Time-series lookup in loss function

So I’ve got an optimization problem where the goal is to predict a time series envelope; it’s the estimated fundamental pitch of a signal, at a series of equally spaced time steps.

Now the trouble starts. My loss function is as follows - roughly speaking it iterates through the predicted periods from the pitch envelope, testing how well it minimizes the difference successive audio segments of period-length (if the successive segments cancel each other out, the period must be correct) – all differences are accumulated to give an overall error value of the fitness of that pitch envelope to the audio signal.

def get_fold_alignment_loss(period_envelope: torch.Tensor, audio: torch.Tensor) \
        -> torch.Tensor:
    cume_offset = torch.zeros(1, device=period_envelope.device)
    error = torch.zeros(1, device=period_envelope.device)

    while cume_offset < audio.size(0):
        prog_fraction = cume_offset / audio.size(0)
        current_idx = int(prog_fraction * period_envelope.size(0))

        prev_val = period_envelope[current_idx]
        next_val = period_envelope[current_idx + 1]
        prev_prog = current_idx / period_envelope.size(0)
        next_prog = (current_idx + 1) / period_envelope.size(0)
        prev_period = torch.pow(2, prev_val)
        next_period = torch.pow(2, next_val)
        prog_to_next = (prog_fraction - prev_prog) / (next_prog - prev_prog)
        period = prog_to_next * next_period + (1 - prog_to_next) * prev_period

        prev_pos = max(0, round((cume_offset - period).item()))
        pos = round(cume_offset.item())
        next_pos = min(audio.size(0), round((cume_offset + period).item()))

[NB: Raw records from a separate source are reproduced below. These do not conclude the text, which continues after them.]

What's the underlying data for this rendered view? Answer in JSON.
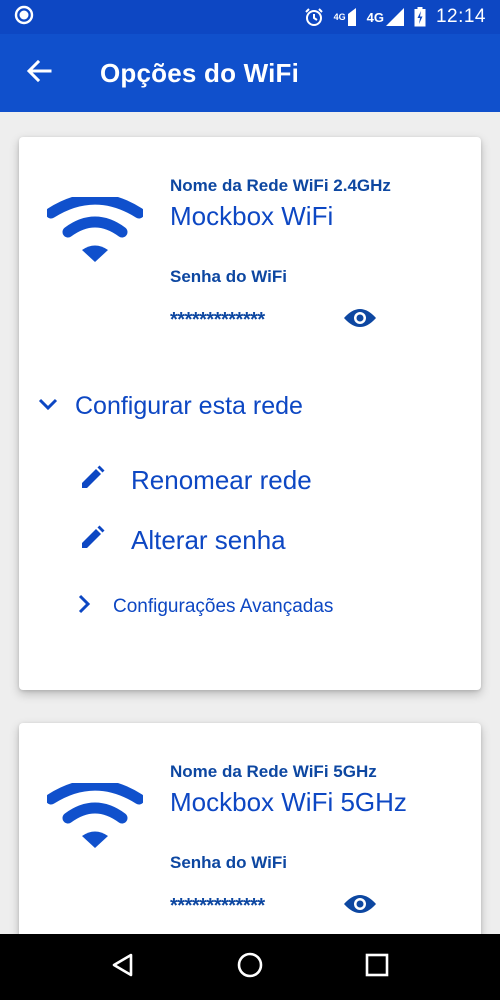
{
  "status_bar": {
    "time": "12:14",
    "network_4g_small": "4G",
    "network_4g": "4G"
  },
  "app_bar": {
    "title": "Opções do WiFi"
  },
  "cards": [
    {
      "network_label": "Nome da Rede WiFi 2.4GHz",
      "network_name": "Mockbox WiFi",
      "password_label": "Senha do WiFi",
      "password_value": "*************",
      "configure_label": "Configurar esta rede",
      "rename_label": "Renomear rede",
      "change_password_label": "Alterar senha",
      "advanced_label": "Configurações Avançadas"
    },
    {
      "network_label": "Nome da Rede WiFi 5GHz",
      "network_name": "Mockbox WiFi 5GHz",
      "password_label": "Senha do WiFi",
      "password_value": "*************"
    }
  ],
  "icons": {
    "back": "arrow-back-icon",
    "wifi": "wifi-icon",
    "eye": "eye-icon",
    "chevron_down": "chevron-down-icon",
    "pencil": "pencil-icon",
    "chevron_right": "chevron-right-icon"
  },
  "colors": {
    "primary": "#1050cc",
    "status_bar": "#0d47c3",
    "text_blue": "#0d47c3",
    "background": "#eeeeee"
  }
}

        if next_pos - pos == 0:
        cume_offset += period
        min_size = min(pos - prev_pos, next_pos - pos)
        error += torch.linalg.norm(audio[pos - min_size:pos] - audio[pos + min_size])
    return error

Now this isn’t differentiable as I have needed to truncate continuous values to do look-ups into the learned time-series, and to calculate error quantities requires indexing into ranges of the signal.

In principle, the time series (audio and pitch envelope) could be represented by some high-degree polynomial or sinc basis functions… so that they could be ‘indexed’ by continuous values, but I have to wonder if there is a better way. Can I estimate the gradients with small random perturbations of the pitch envelope?

Would appreciate any help pointing me in the right direction.

I suppose just a hint as to whether this is appropriate; it’s my first try diving into the autograd stuff:

If providing my own gradients, I need to calculate d_loss / d_params, correct? So for each element in my learnable time series, what is the ratio of loss delta versus the adjustment delta.

What amount of smoothness is required to be smooth enough for Adam/SGD to function? This would, I believe, directly map to how many iterations of gradient sampling are required.